— Como vê, sempre passaram esta noite e este dia! — disse-me ela estreitando-me ambas as mãos.
— Há já duas horas que aqui estou. Nem pode imaginar de que maneira vivi todo este longo dia!
— Eu sei, eu sei... Mas vamos ao que importa! Sabe porque vim hoje? Decerto que não foi para tagarelar tolamente, como sucedeu ontem. Doravante devemo-nos conduzir mais inteligentemente. Ontem pensei longamente em tudo isto.
— «Mais inteligentemente»; mas em quê?
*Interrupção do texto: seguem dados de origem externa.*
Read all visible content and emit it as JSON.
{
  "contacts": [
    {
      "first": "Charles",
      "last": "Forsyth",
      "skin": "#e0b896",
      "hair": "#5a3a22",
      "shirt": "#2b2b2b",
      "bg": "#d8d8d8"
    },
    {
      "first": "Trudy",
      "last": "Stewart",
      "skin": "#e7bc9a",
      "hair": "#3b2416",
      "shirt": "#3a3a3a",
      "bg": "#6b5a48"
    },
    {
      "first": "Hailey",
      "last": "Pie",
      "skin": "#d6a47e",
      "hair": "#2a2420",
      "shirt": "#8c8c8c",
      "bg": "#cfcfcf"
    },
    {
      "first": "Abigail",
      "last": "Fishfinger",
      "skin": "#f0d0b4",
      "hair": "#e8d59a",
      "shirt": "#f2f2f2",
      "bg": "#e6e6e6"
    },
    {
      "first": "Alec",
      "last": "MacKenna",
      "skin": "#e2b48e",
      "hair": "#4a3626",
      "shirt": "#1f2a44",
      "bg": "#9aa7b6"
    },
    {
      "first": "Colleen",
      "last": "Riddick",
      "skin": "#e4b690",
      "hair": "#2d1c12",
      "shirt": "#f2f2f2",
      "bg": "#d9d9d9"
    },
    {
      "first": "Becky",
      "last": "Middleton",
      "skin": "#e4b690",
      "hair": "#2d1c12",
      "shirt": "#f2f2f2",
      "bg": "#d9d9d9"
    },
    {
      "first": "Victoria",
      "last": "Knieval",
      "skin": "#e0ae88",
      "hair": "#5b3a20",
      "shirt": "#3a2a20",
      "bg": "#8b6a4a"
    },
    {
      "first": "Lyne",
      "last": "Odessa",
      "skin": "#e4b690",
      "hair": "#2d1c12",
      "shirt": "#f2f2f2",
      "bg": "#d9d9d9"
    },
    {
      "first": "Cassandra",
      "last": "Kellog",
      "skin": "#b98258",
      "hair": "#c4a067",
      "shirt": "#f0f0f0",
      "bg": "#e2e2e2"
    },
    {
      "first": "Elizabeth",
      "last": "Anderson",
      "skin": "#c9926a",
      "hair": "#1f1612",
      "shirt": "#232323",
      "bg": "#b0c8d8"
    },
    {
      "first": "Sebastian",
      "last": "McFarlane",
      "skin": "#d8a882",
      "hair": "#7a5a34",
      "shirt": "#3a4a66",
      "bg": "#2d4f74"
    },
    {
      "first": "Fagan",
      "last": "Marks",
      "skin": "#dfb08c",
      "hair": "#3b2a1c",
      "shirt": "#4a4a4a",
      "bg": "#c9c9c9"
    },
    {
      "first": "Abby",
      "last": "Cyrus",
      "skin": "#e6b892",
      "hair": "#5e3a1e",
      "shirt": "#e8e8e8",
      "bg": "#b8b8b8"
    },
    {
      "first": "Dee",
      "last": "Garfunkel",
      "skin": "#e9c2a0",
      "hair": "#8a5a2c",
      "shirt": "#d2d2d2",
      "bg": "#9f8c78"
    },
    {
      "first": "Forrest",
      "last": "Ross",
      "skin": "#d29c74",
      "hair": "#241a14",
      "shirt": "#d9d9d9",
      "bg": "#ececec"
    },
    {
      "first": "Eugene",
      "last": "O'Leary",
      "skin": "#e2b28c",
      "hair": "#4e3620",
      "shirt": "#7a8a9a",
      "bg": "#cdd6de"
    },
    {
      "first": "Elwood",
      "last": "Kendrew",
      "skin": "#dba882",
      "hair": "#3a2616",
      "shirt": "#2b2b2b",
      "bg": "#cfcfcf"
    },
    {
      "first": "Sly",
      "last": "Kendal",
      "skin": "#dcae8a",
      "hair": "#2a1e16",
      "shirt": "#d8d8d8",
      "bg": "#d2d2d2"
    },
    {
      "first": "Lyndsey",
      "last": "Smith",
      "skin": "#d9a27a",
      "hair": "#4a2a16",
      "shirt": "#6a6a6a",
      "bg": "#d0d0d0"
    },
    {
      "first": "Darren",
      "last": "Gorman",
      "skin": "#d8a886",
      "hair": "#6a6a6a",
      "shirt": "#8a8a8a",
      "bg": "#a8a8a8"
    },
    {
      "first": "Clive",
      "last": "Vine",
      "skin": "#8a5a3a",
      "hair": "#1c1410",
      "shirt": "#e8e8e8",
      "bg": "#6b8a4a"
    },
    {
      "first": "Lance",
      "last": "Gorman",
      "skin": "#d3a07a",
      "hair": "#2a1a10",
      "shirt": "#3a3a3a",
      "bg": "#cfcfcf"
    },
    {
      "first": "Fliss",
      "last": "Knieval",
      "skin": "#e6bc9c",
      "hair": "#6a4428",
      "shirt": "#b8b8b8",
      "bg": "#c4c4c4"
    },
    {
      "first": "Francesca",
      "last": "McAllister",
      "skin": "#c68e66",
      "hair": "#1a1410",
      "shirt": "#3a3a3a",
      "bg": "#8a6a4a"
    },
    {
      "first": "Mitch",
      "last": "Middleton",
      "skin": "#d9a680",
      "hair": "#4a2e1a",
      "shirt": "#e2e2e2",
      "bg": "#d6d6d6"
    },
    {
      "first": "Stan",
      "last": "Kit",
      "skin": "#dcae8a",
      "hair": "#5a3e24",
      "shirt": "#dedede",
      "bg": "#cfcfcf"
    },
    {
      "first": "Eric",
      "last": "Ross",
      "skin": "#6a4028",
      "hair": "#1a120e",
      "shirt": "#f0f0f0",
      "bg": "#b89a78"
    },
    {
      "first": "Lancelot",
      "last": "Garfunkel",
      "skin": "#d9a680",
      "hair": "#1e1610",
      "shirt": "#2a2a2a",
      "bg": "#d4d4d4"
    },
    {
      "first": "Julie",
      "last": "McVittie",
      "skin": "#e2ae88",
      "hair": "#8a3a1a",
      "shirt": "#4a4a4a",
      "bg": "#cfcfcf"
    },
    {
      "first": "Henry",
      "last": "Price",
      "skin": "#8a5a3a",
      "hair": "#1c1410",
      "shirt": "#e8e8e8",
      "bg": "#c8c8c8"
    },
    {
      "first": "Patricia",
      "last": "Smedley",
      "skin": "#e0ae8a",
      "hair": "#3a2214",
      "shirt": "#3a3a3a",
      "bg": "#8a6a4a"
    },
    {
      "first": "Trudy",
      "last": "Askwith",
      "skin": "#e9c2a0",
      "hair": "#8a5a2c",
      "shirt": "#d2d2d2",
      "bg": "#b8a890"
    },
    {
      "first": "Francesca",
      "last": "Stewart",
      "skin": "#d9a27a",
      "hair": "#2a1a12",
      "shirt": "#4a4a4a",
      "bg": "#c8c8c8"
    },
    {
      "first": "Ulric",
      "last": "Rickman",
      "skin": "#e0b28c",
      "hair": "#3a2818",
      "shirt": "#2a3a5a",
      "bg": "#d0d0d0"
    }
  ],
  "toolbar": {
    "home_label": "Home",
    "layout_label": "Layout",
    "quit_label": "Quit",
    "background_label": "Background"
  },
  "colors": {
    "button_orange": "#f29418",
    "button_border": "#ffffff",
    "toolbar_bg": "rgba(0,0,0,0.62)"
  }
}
Pela minha parte, estou disposto a isso. Em toda a minha vida, porém, nunca me sucedeu nada que fosse mais inteligente do que aquilo que ontem se passou.
— Na verdade? Primeiramente, peço-lhe, não me aperte as mãos dessa maneira; além disso, informo-o de que reflecti hoje longamente a seu respeito.
— E então, a que conclusão chegou?
— A que conclusão? Conclui que era necessário recomeçar tudo desde o início, pois verifiquei hoje que o senhor me é ainda perfeitamente desconhecido e que ontem me comportei como uma criança, como uma rapariguinha, e concluí justamente que a culpa foi sem dúvida do meu bom coração; em suma, fiz o meu elogio, como, no fim de contas, sempre acaba por suceder quando nos dedicamos à tarefa de nos analisarmos. Assim para reparar o meu erro, decidi informar-me a seu respeito dá maneira mais pormenorizada possível. Como, porém, não conheço ninguém que me possa informar, será o senhor mesmo quem terá de me contar tudo, tudo até ao mais ínfimo pormenor. Portanto, diga-me: que espécie de homem é o senhor? Depressa, comece, conte a sua história!